Card-Carrying Numpty
We managed to dodge house guest obligations and stroll down to the South Street Seaport for a free Ted show. Damn pleased we did, because Ted and his gangly crew were on really good form. He had a good set length, debuted a song, didn't play Ballad Of The Sin Eater, which was getting rather smug, and generally entertained the tourists and Wall Streeters. No one, to the best of our knowledge rocked out quite as hard as the tipsy management consultant at the scenester gig three weeks back, but he got pretty good reviews from our crew. One of whom was four. Nice.
The support act, Tigers and Monkeys started off well, a nice bunch of jaunty boucy Elastica clones (yep, Wire is totally coming back round). but they started to drag, and only copious quantities of Sam Adams Summer Ale could pacify us.

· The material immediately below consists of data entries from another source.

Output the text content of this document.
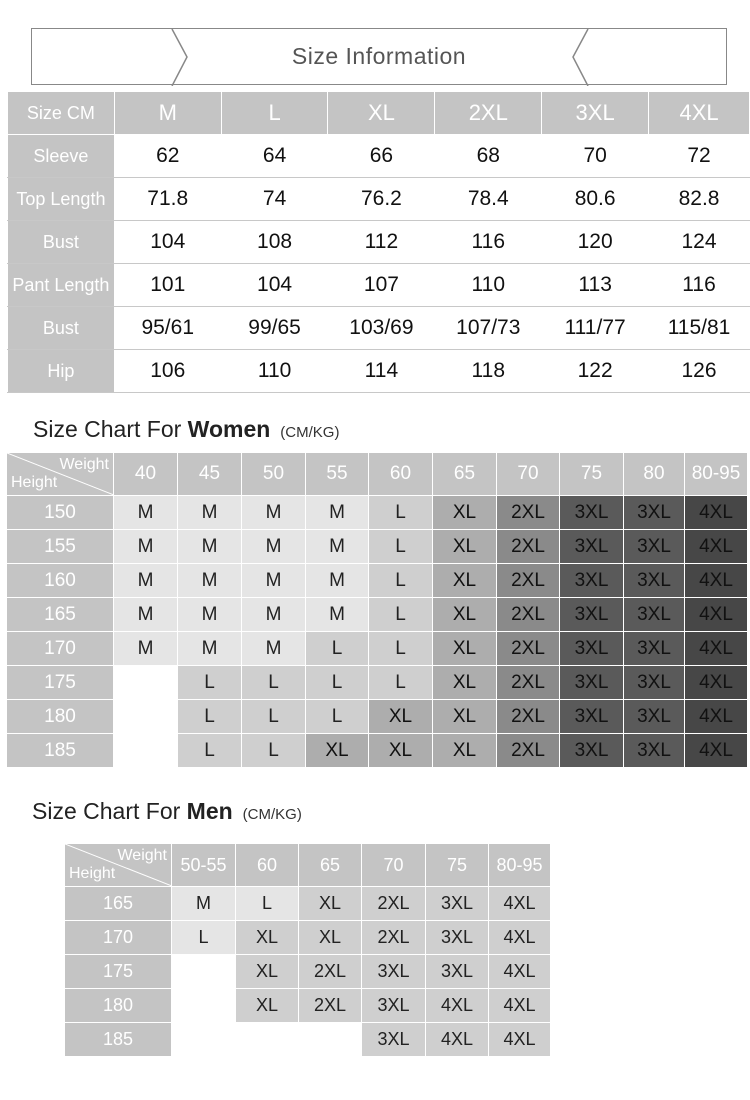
Size Information
Size CM	M	L	XL	2XL	3XL	4XL
Sleeve	62	64	66	68	70	72
Top Length	71.8	74	76.2	78.4	80.6	82.8
Bust	104	108	112	116	120	124
Pant Length	101	104	107	110	113	116
Bust	95/61	99/65	103/69	107/73	111/77	115/81
Hip	106	110	114	118	122	126
Size Chart For Women (CM/KG)
Weight
Height	40	45	50	55	60	65	70	75	80	80-95
150	M	M	M	M	L	XL	2XL	3XL	3XL	4XL
155	M	M	M	M	L	XL	2XL	3XL	3XL	4XL
160	M	M	M	M	L	XL	2XL	3XL	3XL	4XL
165	M	M	M	M	L	XL	2XL	3XL	3XL	4XL
170	M	M	M	L	L	XL	2XL	3XL	3XL	4XL
175		L	L	L	L	XL	2XL	3XL	3XL	4XL
180		L	L	L	XL	XL	2XL	3XL	3XL	4XL
185		L	L	XL	XL	XL	2XL	3XL	3XL	4XL
Size Chart For Men (CM/KG)
Weight
Height	50-55	60	65	70	75	80-95
165	M	L	XL	2XL	3XL	4XL
170	L	XL	XL	2XL	3XL	4XL
175		XL	2XL	3XL	3XL	4XL
180		XL	2XL	3XL	4XL	4XL
185				3XL	4XL	4XL
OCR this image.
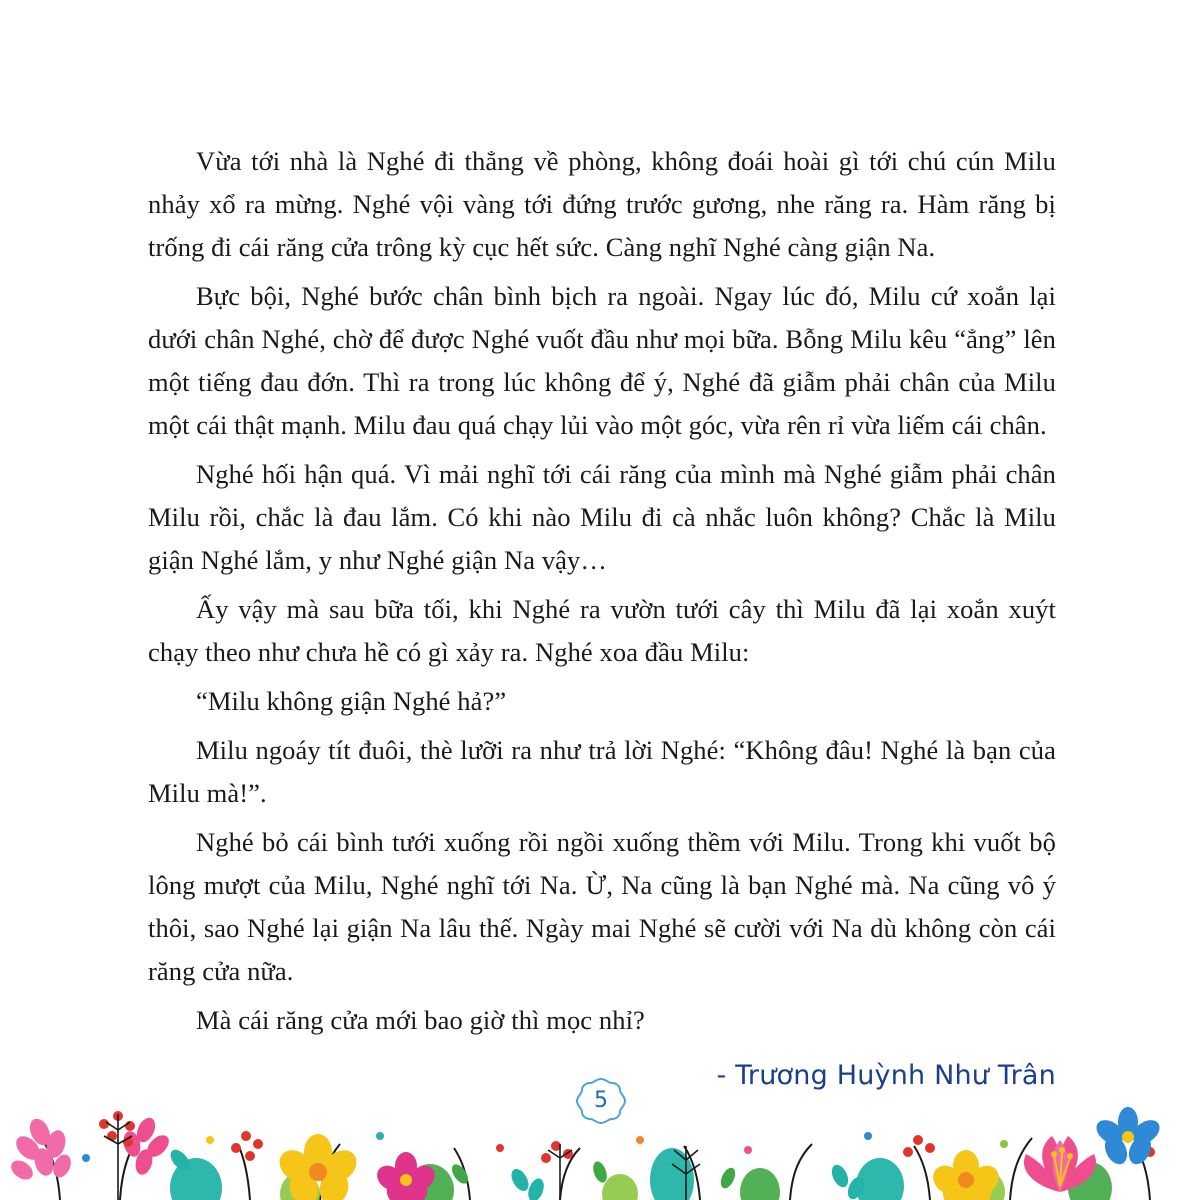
Vừa tới nhà là Nghé đi thẳng về phòng, không đoái hoài gì tới chú cún Milu nhảy xổ ra mừng. Nghé vội vàng tới đứng trước gương, nhe răng ra. Hàm răng bị trống đi cái răng cửa trông kỳ cục hết sức. Càng nghĩ Nghé càng giận Na.

Bực bội, Nghé bước chân bình bịch ra ngoài. Ngay lúc đó, Milu cứ xoắn lại dưới chân Nghé, chờ để được Nghé vuốt đầu như mọi bữa. Bỗng Milu kêu “ẳng” lên một tiếng đau đớn. Thì ra trong lúc không để ý, Nghé đã giẫm phải chân của Milu một cái thật mạnh. Milu đau quá chạy lủi vào một góc, vừa rên rỉ vừa liếm cái chân.

Nghé hối hận quá. Vì mải nghĩ tới cái răng của mình mà Nghé giẫm phải chân Milu rồi, chắc là đau lắm. Có khi nào Milu đi cà nhắc luôn không? Chắc là Milu giận Nghé lắm, y như Nghé giận Na vậy…

Ấy vậy mà sau bữa tối, khi Nghé ra vườn tưới cây thì Milu đã lại xoắn xuýt chạy theo như chưa hề có gì xảy ra. Nghé xoa đầu Milu:

“Milu không giận Nghé hả?”

Milu ngoáy tít đuôi, thè lưỡi ra như trả lời Nghé: “Không đâu! Nghé là bạn của Milu mà!”.

Nghé bỏ cái bình tưới xuống rồi ngồi xuống thềm với Milu. Trong khi vuốt bộ lông mượt của Milu, Nghé nghĩ tới Na. Ừ, Na cũng là bạn Nghé mà. Na cũng vô ý thôi, sao Nghé lại giận Na lâu thế. Ngày mai Nghé sẽ cười với Na dù không còn cái răng cửa nữa.

Mà cái răng cửa mới bao giờ thì mọc nhỉ?

- Trương Huỳnh Như Trân
5
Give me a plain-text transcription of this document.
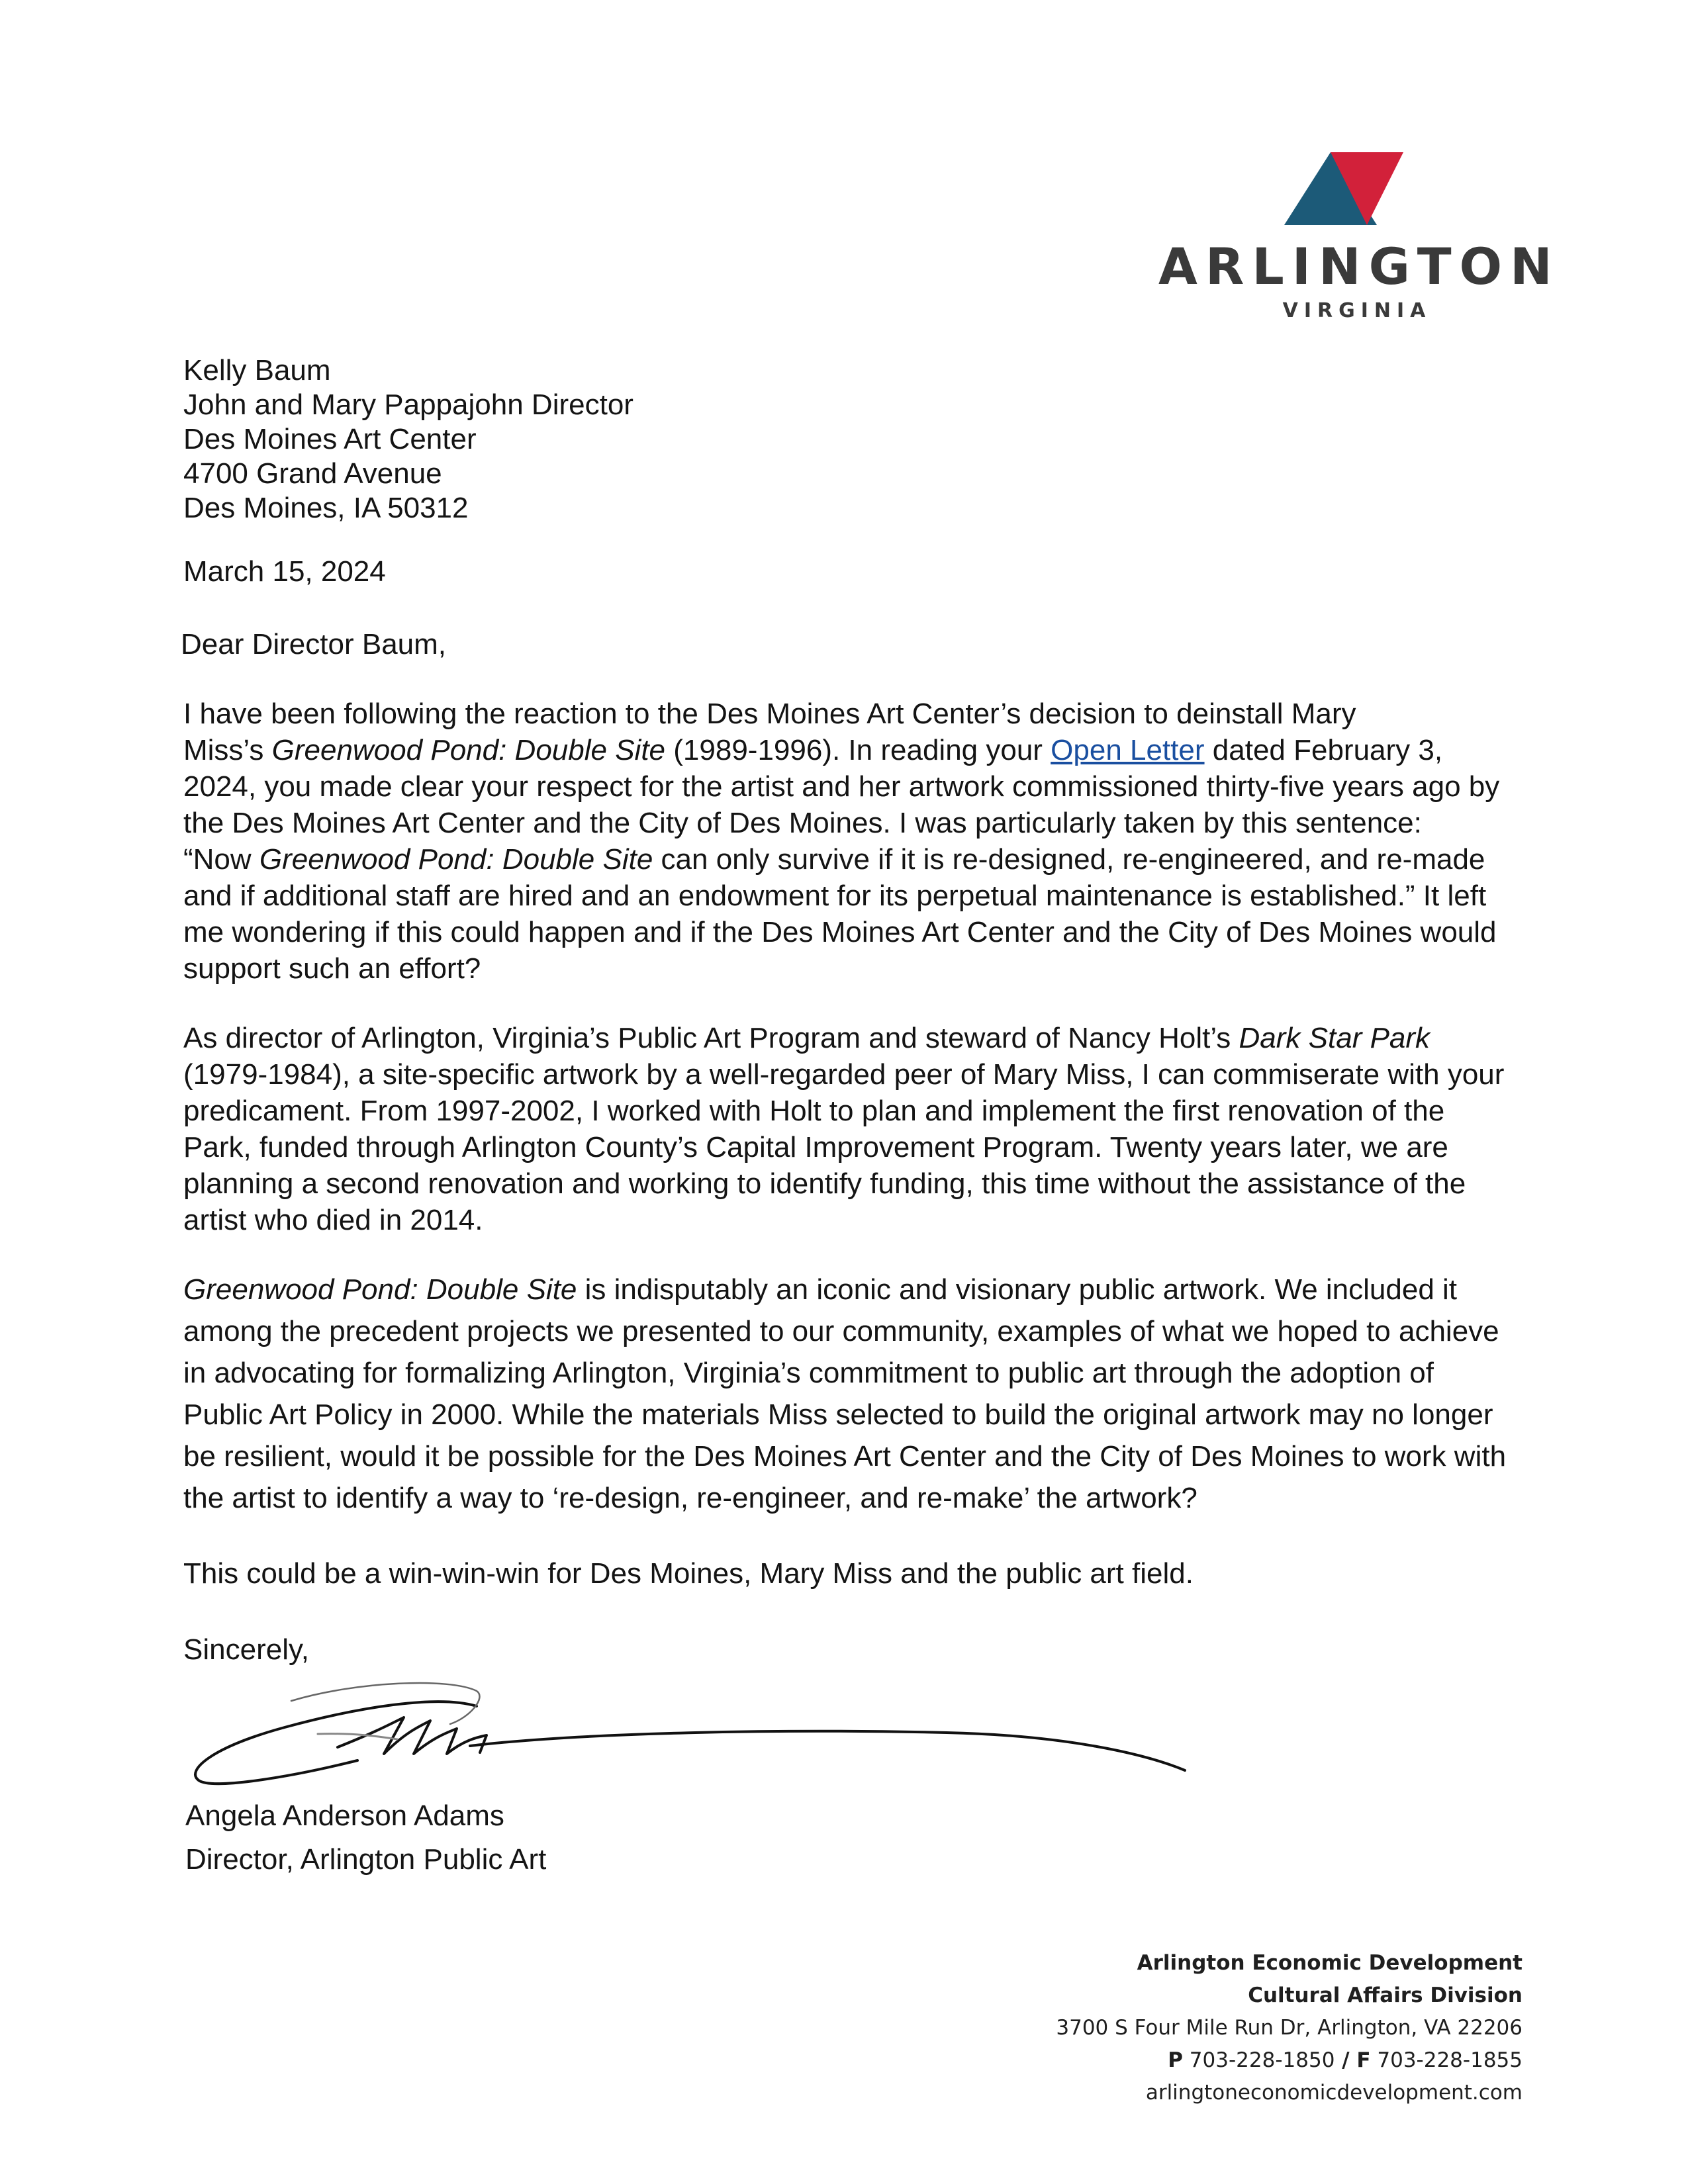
ARLINGTON
VIRGINIA
Kelly Baum
John and Mary Pappajohn Director
Des Moines Art Center
4700 Grand Avenue
Des Moines, IA 50312
March 15, 2024
Dear Director Baum,
I have been following the reaction to the Des Moines Art Center’s decision to deinstall Mary
Miss’s Greenwood Pond: Double Site (1989-1996). In reading your Open Letter dated February 3,
2024, you made clear your respect for the artist and her artwork commissioned thirty-five years ago by
the Des Moines Art Center and the City of Des Moines. I was particularly taken by this sentence:
“Now Greenwood Pond: Double Site can only survive if it is re-designed, re-engineered, and re-made
and if additional staff are hired and an endowment for its perpetual maintenance is established.” It left
me wondering if this could happen and if the Des Moines Art Center and the City of Des Moines would
support such an effort?
As director of Arlington, Virginia’s Public Art Program and steward of Nancy Holt’s Dark Star Park
(1979-1984), a site-specific artwork by a well-regarded peer of Mary Miss, I can commiserate with your
predicament. From 1997-2002, I worked with Holt to plan and implement the first renovation of the
Park, funded through Arlington County’s Capital Improvement Program. Twenty years later, we are
planning a second renovation and working to identify funding, this time without the assistance of the
artist who died in 2014.
Greenwood Pond: Double Site is indisputably an iconic and visionary public artwork. We included it
among the precedent projects we presented to our community, examples of what we hoped to achieve
in advocating for formalizing Arlington, Virginia’s commitment to public art through the adoption of
Public Art Policy in 2000. While the materials Miss selected to build the original artwork may no longer
be resilient, would it be possible for the Des Moines Art Center and the City of Des Moines to work with
the artist to identify a way to ‘re-design, re-engineer, and re-make’ the artwork?
This could be a win-win-win for Des Moines, Mary Miss and the public art field.
Sincerely,
Angela Anderson Adams
Director, Arlington Public Art
Arlington Economic Development
Cultural Affairs Division
3700 S Four Mile Run Dr, Arlington, VA 22206
P 703-228-1850 / F 703-228-1855
arlingtoneconomicdevelopment.com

Anyhoo, we could have posted a super rare Ted song, but all of the good candidates are either all over the place ("Since You Been Gone" - which he did not play), or part of a celebrity mp3 blog-hoard, which we could not in good conscience pre-empt.
Instead, we'll just put up these indie trading cards that they were handing out. The idea baffles us - is a good part of indie music promotion the idea that bands are fungible, tangible and collectable? It would seem to reduce somewhat the specialness that a decent act tries to project. Presumably some venture capitalist gave Insound so much money they gave it to an awesomely trite ad agency. Fair play, but could they just maybe hire some bands like Amex did?
Here are the cards, in any case. Now wash your hands.